Psychodynamics, however, is not amenable to evidence-based practice. After all, how can we measure “hidden feelings”? Is there a way for us to design experiments where we can demonstrate with laboratory instruments (or questionnaires) that it is the actual discussion of hidden feelings (rather than cookies or sexual relations with different people or avoidance) that results in symptom relief? How do we know that interpretations actually facilitate the clarification of “hidden feelings”? Perhaps the “hidden feelings” would have come up themselves without the use of interpretations. Or, perhaps there is some subtle hypnosis (again, just work with me) occurring that induces the patient to agree with the therapist’s interpretations—loss of patient autonomy, if you will.
This lack of evidence is what causes a lot of people to regard psychodynamics with skepticism—particularly given the usual time course of therapy (years!). Other therapies (such as CBT, DBT, and CBASP) have more measurable outcomes because these therapies incorporate definite goals: “I want to stop cutting.” “I want to take plane rides without freaking out.” “I want to feel less anxious.” (There are validated questionnaires that can quantify anxiety, depression, etc.) These therapies also don’t focus on the “why” of symptoms (though they do not ignore possible reasons); they focus more on increasing function or reducing symptoms in measurable ways.
Psychodynamics, as demonstrated above, attempts to address the “why” of things.
(Tangent: A study recently came out that demonstrated the efficacy of psychodynamic therapy for the treatment of panic disorder. This is big news because there is very, very little data to support the utility of psychodynamic psychotherapy. There are several flaws with the study, but it is a data point for psychodynamics. You can read the New York Times article here or the original study here.)
Although I don’t foresee myself ever becoming an analyst, I still want to add psychodynamic skills into my repertoire to further improve my delivery of patient care. I have already incorporated the “triangle of conflict” model into my skill set to help formulate patients—and, if for nothing else, it has helped me to think more deeply and carefully about the manifestations, functions, and consequences of human behavior.
8 Feb 2007 |
I always thought ELIZA was a pretty good psychoanalyst. As an added bonus, an ELIZA-like program is built into the UNIX Emacs text editor, so if I’m getting bent out of shape while coding I can always talk to the “doctor”. Here’s a sample exchange:
I am the psychotherapist. Please, describe your problems. Each time
you are finished talking, type RET twice.Hi, would you mind helping me with a demonstration for a comment on Intueri.org?

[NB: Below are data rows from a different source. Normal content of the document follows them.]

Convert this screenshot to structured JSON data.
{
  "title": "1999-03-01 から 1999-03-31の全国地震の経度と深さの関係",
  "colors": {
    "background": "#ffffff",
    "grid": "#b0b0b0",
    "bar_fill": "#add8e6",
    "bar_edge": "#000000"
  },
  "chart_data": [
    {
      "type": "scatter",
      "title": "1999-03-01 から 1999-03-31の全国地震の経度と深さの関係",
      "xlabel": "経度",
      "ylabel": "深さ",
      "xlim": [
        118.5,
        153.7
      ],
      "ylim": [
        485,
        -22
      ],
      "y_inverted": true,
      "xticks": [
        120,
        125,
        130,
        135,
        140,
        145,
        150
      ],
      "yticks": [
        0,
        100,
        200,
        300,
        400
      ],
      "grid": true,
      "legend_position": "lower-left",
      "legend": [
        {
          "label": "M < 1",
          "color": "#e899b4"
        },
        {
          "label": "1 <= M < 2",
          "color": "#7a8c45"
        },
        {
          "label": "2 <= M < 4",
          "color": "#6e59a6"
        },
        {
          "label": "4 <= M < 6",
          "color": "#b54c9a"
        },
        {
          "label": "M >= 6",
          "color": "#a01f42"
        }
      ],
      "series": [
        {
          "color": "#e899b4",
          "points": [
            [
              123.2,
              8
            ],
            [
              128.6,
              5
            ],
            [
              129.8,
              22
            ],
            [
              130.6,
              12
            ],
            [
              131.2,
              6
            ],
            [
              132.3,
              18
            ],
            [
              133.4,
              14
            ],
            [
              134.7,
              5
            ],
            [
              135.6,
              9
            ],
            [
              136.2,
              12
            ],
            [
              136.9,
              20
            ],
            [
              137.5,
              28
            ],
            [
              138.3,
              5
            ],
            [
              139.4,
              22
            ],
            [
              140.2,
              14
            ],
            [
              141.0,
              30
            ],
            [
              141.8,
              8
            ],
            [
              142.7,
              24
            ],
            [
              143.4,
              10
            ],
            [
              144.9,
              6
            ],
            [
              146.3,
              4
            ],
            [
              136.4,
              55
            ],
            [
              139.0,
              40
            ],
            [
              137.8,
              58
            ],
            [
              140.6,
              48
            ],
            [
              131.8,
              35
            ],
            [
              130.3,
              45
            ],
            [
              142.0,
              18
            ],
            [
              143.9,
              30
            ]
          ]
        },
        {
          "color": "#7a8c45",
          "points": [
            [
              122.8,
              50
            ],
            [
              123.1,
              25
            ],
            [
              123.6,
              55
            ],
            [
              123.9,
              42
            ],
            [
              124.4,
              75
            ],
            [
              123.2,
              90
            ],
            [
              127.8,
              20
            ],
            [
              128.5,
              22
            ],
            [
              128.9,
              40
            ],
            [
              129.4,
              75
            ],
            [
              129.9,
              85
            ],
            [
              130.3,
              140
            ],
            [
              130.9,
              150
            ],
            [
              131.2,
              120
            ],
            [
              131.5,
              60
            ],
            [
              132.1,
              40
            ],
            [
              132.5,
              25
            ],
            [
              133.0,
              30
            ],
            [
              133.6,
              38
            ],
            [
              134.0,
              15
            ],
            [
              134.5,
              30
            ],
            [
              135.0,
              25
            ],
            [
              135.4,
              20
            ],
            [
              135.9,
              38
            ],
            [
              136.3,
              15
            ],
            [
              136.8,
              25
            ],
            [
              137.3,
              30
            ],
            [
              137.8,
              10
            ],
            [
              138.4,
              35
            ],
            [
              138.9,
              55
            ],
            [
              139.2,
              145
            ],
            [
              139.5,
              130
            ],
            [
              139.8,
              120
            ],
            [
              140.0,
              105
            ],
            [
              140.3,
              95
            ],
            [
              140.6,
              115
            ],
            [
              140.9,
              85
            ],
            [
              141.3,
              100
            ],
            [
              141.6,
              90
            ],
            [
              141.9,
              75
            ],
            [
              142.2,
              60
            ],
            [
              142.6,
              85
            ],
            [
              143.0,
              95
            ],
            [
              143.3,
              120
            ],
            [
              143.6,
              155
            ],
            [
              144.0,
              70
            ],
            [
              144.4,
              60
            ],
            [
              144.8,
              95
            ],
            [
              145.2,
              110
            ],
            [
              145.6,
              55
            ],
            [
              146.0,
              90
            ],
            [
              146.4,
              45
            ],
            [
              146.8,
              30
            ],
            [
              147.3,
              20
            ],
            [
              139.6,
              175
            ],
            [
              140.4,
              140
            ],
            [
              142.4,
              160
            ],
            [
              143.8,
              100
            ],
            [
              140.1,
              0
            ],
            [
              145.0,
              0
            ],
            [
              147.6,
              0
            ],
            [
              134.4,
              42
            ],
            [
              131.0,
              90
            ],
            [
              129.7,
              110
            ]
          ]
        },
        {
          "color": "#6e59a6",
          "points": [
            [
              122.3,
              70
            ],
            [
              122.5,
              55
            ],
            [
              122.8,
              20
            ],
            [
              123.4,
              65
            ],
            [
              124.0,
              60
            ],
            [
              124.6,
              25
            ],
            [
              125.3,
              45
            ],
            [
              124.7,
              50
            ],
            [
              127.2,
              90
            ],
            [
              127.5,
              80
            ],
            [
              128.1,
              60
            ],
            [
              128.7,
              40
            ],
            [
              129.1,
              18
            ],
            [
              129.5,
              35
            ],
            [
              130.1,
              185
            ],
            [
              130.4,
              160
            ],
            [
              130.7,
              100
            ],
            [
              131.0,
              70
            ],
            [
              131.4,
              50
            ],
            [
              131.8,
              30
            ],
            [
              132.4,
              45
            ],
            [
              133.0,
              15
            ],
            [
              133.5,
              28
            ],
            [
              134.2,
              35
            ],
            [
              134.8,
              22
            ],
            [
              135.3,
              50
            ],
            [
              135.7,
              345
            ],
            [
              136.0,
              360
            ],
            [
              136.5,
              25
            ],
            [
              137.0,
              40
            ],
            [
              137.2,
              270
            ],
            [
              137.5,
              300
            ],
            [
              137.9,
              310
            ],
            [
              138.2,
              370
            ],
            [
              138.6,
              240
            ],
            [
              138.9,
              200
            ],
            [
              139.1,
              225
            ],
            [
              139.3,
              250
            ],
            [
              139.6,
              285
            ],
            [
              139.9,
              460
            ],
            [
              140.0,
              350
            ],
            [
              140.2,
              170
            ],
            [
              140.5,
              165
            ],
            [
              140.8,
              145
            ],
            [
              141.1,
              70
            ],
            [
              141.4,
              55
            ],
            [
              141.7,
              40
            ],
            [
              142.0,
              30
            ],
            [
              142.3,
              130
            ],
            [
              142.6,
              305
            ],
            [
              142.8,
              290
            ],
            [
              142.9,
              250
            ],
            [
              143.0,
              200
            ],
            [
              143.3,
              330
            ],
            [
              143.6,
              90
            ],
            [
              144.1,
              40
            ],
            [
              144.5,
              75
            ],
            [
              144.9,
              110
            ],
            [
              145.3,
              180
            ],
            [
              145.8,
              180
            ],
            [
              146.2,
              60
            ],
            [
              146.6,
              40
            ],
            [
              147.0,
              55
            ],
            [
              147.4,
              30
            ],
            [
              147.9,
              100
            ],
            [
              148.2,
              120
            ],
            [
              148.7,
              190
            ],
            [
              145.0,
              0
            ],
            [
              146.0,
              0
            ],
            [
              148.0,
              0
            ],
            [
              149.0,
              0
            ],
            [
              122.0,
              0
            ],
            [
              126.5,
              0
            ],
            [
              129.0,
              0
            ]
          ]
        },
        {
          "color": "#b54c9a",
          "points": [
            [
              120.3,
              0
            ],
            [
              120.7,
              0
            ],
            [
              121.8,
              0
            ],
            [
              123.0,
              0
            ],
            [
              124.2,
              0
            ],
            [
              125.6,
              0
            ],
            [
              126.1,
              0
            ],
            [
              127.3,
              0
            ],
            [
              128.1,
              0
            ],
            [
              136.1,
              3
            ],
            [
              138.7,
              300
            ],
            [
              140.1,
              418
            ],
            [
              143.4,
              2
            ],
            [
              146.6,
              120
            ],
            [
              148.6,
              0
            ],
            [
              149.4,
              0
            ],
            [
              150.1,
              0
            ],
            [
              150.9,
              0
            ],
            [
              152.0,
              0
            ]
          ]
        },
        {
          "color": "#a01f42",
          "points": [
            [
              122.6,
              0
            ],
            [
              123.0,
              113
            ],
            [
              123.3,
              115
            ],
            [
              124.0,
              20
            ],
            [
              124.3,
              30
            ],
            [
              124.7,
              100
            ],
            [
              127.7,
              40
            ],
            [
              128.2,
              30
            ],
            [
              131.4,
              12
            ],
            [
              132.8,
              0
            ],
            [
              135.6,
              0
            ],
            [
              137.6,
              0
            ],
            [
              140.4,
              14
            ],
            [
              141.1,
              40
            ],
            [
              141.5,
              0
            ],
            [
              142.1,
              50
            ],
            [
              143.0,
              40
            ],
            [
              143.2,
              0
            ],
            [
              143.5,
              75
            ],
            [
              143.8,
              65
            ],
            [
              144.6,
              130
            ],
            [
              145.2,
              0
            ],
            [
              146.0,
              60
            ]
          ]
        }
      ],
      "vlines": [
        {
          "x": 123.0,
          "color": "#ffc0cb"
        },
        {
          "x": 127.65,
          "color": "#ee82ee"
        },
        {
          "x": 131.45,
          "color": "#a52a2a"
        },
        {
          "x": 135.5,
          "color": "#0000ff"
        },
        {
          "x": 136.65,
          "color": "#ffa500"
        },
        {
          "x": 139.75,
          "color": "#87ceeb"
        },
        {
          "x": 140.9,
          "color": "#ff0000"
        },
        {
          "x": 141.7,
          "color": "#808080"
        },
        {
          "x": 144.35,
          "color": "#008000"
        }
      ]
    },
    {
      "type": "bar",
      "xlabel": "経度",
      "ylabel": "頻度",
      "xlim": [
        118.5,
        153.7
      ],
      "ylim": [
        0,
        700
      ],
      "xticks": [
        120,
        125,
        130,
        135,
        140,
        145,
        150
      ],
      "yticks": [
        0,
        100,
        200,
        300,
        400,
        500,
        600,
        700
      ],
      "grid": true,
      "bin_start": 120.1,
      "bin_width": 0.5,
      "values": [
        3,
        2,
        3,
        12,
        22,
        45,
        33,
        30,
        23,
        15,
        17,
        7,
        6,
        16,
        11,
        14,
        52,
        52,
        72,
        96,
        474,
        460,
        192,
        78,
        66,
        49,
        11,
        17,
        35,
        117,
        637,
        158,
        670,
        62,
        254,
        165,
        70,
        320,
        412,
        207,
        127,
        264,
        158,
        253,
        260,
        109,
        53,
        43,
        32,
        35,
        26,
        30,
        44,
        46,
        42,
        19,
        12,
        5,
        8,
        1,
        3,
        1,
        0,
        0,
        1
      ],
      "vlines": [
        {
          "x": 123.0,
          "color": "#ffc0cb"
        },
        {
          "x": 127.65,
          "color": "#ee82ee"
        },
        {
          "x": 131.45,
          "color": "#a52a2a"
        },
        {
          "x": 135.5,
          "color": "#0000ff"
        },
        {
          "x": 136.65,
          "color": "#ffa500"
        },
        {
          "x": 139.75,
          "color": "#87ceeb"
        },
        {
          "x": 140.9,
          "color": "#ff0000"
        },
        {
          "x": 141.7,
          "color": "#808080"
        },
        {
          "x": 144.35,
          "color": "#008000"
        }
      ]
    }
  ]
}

How do you do? What brings you to see me?
I just told you, I need your help with a demonstration.
Why do you say that?
So that you will help me.
Is it because I will help you that you came to me?
Yes, of course.
Earlier you said I will help you?
Yes, are you going to get to that soon?
Can you elaborate on that?
No.
Why not?
Because you’re angering me.
Does it bother you that I am angering you?
What do you think?
Maybe your plans have something to do with this.
Yes, it’s always about my plans with you, isn’t it?
I don’t understand.
You wouldn’t.
You mentioned that I will help you?
No, you’re making things up.
Is it because of your life that you are going through all this?
If I were dead, it wouldn’t be a problem, you know.
This is not a healthy way of thinking.
I know, I know.
What makes you believe you know you know?
Okay, that’s enough of this.
Are you sure that I am angering you?
Bye, doc.
My secretary will send you a bill.
Comment by Brock Tice | 9 Feb 2007 @ 6:37am
Thanks for the translation; I like how I learn new things through your journal.
Comment by catherine | 10 Feb 2007 @ 5:24am
I always liked the aphorism, “The one who is doing the most talking is the one who is getting psychoanalyzed.”
So a lot of it is learning to keep your mouth shut.